Uelzen. Die Tiertafel in Uelzen hat ein neues Zuhause. Seit über einem Jahr suchen die Betreiber, Wolfgang und Karin Roboom, nach neuen Räumlichkeiten. Bisher hatten sie in dem kleinen Marktleiterhäuschen hinter dem Kreishaus Tierfutter an bedürftige Tierbesitzer ausgegeben.

Dort müssen sie bald raus. Die neuen Räume werden an der Veerßer Straße 84 in Uelzen sein.

Dort, in zwei Räumen auf dem Hof eines Hauses gegenüber des Schwimmbades, liegt aber noch einiges im Argen. Zwar sind die Räume – mit gut 50 und etwa 18 Quadratmetern – deutlich größer als die zwei kleinen Räume im Marktleiterhäuschen.

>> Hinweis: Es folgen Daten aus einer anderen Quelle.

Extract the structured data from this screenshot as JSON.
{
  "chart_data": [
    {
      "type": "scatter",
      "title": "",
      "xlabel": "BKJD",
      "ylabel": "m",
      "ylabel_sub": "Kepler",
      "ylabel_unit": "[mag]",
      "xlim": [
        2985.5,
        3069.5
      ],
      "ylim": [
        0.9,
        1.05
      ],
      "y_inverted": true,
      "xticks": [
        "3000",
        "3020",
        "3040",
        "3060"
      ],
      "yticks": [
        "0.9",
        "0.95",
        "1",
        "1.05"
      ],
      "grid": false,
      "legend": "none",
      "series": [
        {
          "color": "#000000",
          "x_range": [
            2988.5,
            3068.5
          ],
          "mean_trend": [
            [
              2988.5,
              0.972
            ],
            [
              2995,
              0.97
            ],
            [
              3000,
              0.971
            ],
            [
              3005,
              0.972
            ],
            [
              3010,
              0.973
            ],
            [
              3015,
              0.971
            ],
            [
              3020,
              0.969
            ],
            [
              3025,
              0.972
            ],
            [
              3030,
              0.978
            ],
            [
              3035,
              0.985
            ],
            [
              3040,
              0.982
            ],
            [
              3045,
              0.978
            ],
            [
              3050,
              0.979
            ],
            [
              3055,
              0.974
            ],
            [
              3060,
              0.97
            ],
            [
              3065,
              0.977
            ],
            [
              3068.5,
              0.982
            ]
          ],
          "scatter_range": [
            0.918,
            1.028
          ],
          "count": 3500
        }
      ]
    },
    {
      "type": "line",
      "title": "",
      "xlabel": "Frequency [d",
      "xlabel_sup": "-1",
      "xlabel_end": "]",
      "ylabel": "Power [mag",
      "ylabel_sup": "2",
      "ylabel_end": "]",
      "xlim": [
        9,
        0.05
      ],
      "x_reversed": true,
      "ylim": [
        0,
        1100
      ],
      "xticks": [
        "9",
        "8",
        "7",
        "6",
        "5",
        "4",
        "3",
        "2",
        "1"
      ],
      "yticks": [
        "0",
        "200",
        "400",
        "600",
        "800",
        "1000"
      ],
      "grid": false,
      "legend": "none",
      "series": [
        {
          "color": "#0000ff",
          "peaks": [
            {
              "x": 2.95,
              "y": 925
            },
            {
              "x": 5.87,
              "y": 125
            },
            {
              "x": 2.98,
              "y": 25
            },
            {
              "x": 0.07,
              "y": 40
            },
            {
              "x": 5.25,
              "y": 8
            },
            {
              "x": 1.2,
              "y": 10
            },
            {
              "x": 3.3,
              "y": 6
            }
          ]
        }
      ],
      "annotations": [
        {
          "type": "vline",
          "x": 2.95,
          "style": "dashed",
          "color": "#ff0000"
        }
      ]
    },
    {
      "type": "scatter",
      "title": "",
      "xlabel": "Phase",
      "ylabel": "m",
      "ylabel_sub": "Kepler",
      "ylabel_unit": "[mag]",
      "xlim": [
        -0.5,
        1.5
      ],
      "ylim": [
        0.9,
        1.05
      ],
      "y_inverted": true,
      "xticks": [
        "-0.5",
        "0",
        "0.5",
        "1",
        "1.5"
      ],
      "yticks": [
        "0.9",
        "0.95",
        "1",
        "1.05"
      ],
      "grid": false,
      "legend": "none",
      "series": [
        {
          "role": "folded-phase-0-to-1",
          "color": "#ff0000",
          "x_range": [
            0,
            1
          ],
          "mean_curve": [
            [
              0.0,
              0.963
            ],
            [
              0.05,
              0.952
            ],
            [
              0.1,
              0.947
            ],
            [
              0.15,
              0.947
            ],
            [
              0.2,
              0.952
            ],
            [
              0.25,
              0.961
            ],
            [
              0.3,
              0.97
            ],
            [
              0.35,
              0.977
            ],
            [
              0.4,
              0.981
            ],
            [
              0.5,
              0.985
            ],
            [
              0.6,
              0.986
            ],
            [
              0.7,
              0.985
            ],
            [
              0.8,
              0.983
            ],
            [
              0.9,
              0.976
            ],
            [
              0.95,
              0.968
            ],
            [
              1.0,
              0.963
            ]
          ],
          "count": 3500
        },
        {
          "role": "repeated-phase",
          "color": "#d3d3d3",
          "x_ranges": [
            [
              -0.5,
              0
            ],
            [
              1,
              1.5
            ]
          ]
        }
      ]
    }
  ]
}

Aber: „Sie sind sehr stark renovierungsbedürftig“, sagt Wolfgang Roboom. Der Putz an den Wänden ist zum Teil herausgebrochen, ein Fußbodenbelag fehlt, der Lack an Fenstern und Türen blättert. Robooms bitten um Hilfe. „Wir brauchen alle Hände, die wir bekommen können“, sagt er. Und Material brauchen sie auch. So schwebt ihnen vor, pflegeleichtes und preiswertes Laminat zu verlegen, und sie überlegen noch, wie sie Wände, Fenster und Türen streichen. Das kostet: „Wir rechnen mit 2000 bis 3000 Euro Gesamtkosten“, sagt Roboom, und den Posten kann sich der kleine Tiertafel-Verein kaum leisten. Vor allem hofft das Ehepaar auf Material wie Laminat und Farbe.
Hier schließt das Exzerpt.